Very Bad Behavior

The Insult Slinger

A verbal slap like "I wish I had a different mom!" can leave you asking how your child got to be so cruel. These zingers aren't only tossed at parents, of course; you may find yourself cringing as you overhear your child tell her friend, "You're stupid!"

Who does it? Kids of all ages

What they're thinking When preschoolers blurt out mean things there's no real malice intended--they're just reflecting something they're feeling. "Little kids don't have a social filter or impulse control yet," Dr. LaRocque says. So, if your daughter says, "Go home!" to a sitter, it might really mean she doesn't want you to leave. If her rude comment is directed at a friend, she could be tired of fighting over whether it's her turn to hide or to seek--or just be tired, period. Bottom line: She's probably not trying to be hurtful.

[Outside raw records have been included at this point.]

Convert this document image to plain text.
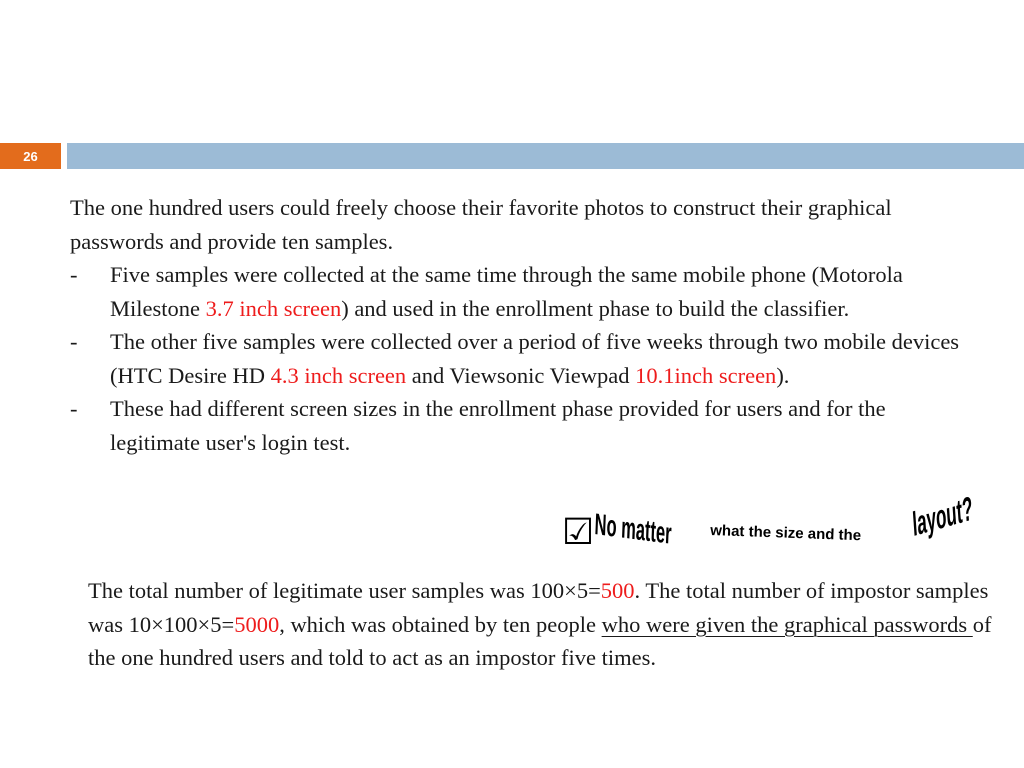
26

The one hundred users could freely choose their favorite photos to construct their graphical passwords and provide ten samples.

- Five samples were collected at the same time through the same mobile phone (Motorola Milestone 3.7 inch screen) and used in the enrollment phase to build the classifier.

- The other five samples were collected over a period of five weeks through two mobile devices (HTC Desire HD 4.3 inch screen and Viewsonic Viewpad 10.1inch screen).

- These had different screen sizes in the enrollment phase provided for users and for the legitimate user's login test.

☑ No matter	what the size and the layout?

The total number of legitimate user samples was 100×5=500. The total number of impostor samples was 10×100×5=5000, which was obtained by ten people who were given the graphical passwords of the one hundred users and told to act as an impostor five times.
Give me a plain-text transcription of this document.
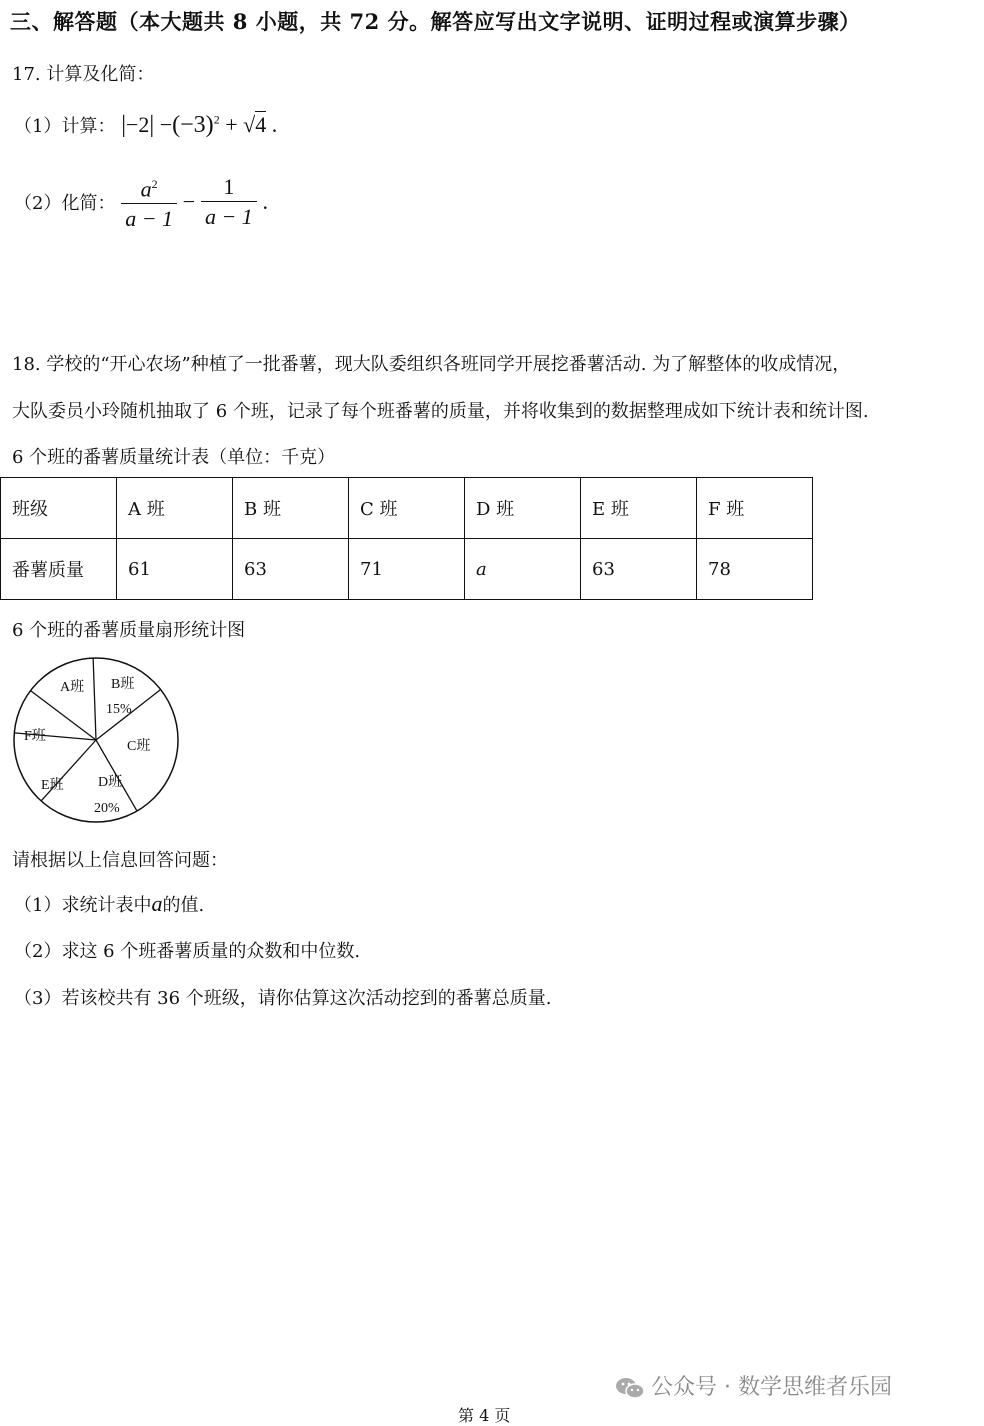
三、解答题（本大题共 8 小题，共 72 分。解答应写出文字说明、证明过程或演算步骤）
17. 计算及化简：
（1）计算： $|-2| -(-3)^2 + √4$ .
（2）化简： $\frac{a^2}{a - 1} - \frac{1}{a - 1}$ .
18. 学校的“开心农场”种植了一批番薯，现大队委组织各班同学开展挖番薯活动. 为了解整体的收成情况，
大队委员小玲随机抽取了 6 个班，记录了每个班番薯的质量，并将收集到的数据整理成如下统计表和统计图.
6 个班的番薯质量统计表（单位：千克）
班级	A 班	B 班	C 班	D 班	E 班	F 班
番薯质量	61	63	71	a	63	78
6 个班的番薯质量扇形统计图
A班 B班
C班
D班
E班
F班
15%
20%
请根据以上信息回答问题：
（1）求统计表中a的值.
（2）求这 6 个班番薯质量的众数和中位数.
（3）若该校共有 36 个班级，请你估算这次活动挖到的番薯总质量.
公众号 · 数学思维者乐园
第 4 页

Once a child hits 5 or 6, she has a better understanding of what she's saying. So why would your little angel shout, "Shut up!" to your face? Kids rage just like we do when they're angry, says Dr. Maidenberg. But while adults typically hold back from saying something nasty because it's counterproductive or rude, "kids don't understand that if they express themselves in a more socially appropriate way they're more likely to be listened to," she says.

How to deal Explain to your kid that when she says "your shoes are ugly!" or "I don't want to play with you," it could hurt someone's feelings. "Tell her she can say 'Mom, I want to talk to you' and then tell you privately what's up, but she shouldn't make mean comments in front of other people," Dr. LaRocque says. If your child is over 5, put her in the other person's shoes by asking how she would feel if a friend said the same thing to her.

When to call an expert You should be concerned if your child is constantly making scary statements ("I wish you were dead!") directed at other people. "Something may have happened that's causing her to speak aggressively," says Dr. Maidenberg; it's important to find out what that is. Whom her language is directed toward could be a clue; for example, lashing out at authority figures could mean your child has anger toward an adult in her life who is mistreating her.